For Western blotting, PBS washed COS-7 cells were lysed in 1% NP-40 (v/v), 20 mM Tris-HCl, pH 7.6, 150 mM NaCl, 1:1000 protease inhibitor cocktail, and 1 mM EDTA5. Total protein content in supernatants recovered after centrifugation was determined using the BCA assay (Bio-Rad, Munich, Germany). Aliquots containing 20 microgram of protein were size-fractionated in NuPAGE 10% Bis-Tris gels (Invitrogen) using a buffer that contained 50 mM MOPS, 50 mM Tris Base, 0.1% SDS, 1 mM EDTA, pH 7.7. Proteins were then transferred onto nitrocellulose membranes, and probed with mouse monoclonal M2-anti-FLAG (1:1000; F3165, Sigma-Aldrich, Munich, Germany), rabbit anti-human sialylytransferase 7e (1:1000; ab69855, abcam,Cambridge, MA,USA), or goat anti-human lamin B (1:6000; sc-6216, Santa Cruz

Biotechnology, Santa Cruz, CA, USA) primary antibody and appropriate (anti- mouse IG, 1:2500, W4021, Promega, Mannheim, Germany; anti-rabbit IG,1: 4500, 65-6120, Invitrogen; and anti-goat IG, 1: 50000 ; sc-2768, Santa Cruz Biotechnology) secondary anti-IgG antibody anti-coupled to horseradish peroxidase. Lamin B served as internal control. Detection was performed using the enhanced chemiluminescence (ECL) Western blotting detection system (Invitrogen). Exposure times were 5 to15 seconds.

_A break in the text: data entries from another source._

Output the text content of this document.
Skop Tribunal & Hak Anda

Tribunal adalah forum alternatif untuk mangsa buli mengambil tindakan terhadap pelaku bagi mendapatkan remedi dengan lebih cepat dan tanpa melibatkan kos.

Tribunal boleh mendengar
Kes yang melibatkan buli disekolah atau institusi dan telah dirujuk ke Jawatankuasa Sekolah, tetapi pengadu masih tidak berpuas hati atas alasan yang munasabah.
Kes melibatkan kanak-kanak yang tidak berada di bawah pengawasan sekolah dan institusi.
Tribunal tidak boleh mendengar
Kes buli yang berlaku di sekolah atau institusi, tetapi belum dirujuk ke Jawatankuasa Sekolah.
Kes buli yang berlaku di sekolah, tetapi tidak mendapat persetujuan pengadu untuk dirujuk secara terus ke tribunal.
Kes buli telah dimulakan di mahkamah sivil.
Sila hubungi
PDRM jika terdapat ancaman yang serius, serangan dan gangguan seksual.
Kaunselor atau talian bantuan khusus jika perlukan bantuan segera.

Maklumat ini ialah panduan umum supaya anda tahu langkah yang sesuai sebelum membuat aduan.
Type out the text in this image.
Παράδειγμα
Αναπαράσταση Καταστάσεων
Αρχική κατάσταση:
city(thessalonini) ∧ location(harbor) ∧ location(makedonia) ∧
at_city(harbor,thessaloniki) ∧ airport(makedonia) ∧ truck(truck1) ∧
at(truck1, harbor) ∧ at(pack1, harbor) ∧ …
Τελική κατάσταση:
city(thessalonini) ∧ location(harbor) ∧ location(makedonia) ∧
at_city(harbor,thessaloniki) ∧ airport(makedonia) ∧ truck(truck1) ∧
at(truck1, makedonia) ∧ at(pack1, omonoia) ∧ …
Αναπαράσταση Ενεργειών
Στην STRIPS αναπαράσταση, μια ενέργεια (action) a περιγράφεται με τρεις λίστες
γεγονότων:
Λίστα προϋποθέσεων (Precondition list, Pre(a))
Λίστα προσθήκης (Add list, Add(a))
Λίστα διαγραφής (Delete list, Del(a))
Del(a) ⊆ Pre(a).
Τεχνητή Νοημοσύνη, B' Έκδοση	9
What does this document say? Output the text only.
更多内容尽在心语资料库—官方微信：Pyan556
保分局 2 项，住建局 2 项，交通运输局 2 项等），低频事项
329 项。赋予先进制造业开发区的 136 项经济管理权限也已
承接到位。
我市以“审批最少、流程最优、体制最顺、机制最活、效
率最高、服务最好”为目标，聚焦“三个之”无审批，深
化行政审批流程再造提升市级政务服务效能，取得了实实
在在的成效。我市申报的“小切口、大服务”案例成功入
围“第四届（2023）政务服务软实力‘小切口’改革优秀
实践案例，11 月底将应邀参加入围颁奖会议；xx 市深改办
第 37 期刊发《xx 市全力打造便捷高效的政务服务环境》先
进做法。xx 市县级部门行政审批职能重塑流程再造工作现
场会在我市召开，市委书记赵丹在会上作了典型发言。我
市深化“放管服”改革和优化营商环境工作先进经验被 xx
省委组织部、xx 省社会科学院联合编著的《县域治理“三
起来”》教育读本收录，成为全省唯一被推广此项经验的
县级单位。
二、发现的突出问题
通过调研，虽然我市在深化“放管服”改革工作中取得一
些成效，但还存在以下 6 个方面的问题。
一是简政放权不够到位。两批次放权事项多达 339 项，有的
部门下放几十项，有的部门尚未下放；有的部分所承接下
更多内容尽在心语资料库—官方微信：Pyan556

Sialyltransferase enzyme assay

Sialyltransferase enzyme activity in protein extracts of untransfected COS-7cells and COS-7 cells transfected with pcDNA3.3- ST6GALNAC5, pcDNA3.3- ST6GALNAC5- p.Val99Met, and pcDNA3.3- ST6GALNAC5- p.*337Qext*20 was assayed using the Sialyltransferase Activity Kit (R&D Systems, Wiesbaden-Nordenstadt, Germany), according to the manufacturer’s instructions. This kit utilizes the 5’-nucleotidase CD73 as a coupling phosphatase to remove inorganic phosphate quantitatively from the leaving nucleotide cytidine 5’-monophosphate that is generated during sialyltransferase reactions7. Assays were performed on protein extracts isolated from cells 24 hours after transfection; three independent transfections with each vector were performed and protein extractions and enzyme assays were done on cells of each transfection experiment. Varying amounts of protein were incubated with 25 nmol of CMP-Neu5Ac (C8271; Sigma), 1 mg of asialofetuin (A4781, Sigma), and 50 ng of Coupling Phosphatase 2 in 1X Assay Buffer for 20 minutes at 37° C. Released inorganic phosphate was measured by spectrophotometry.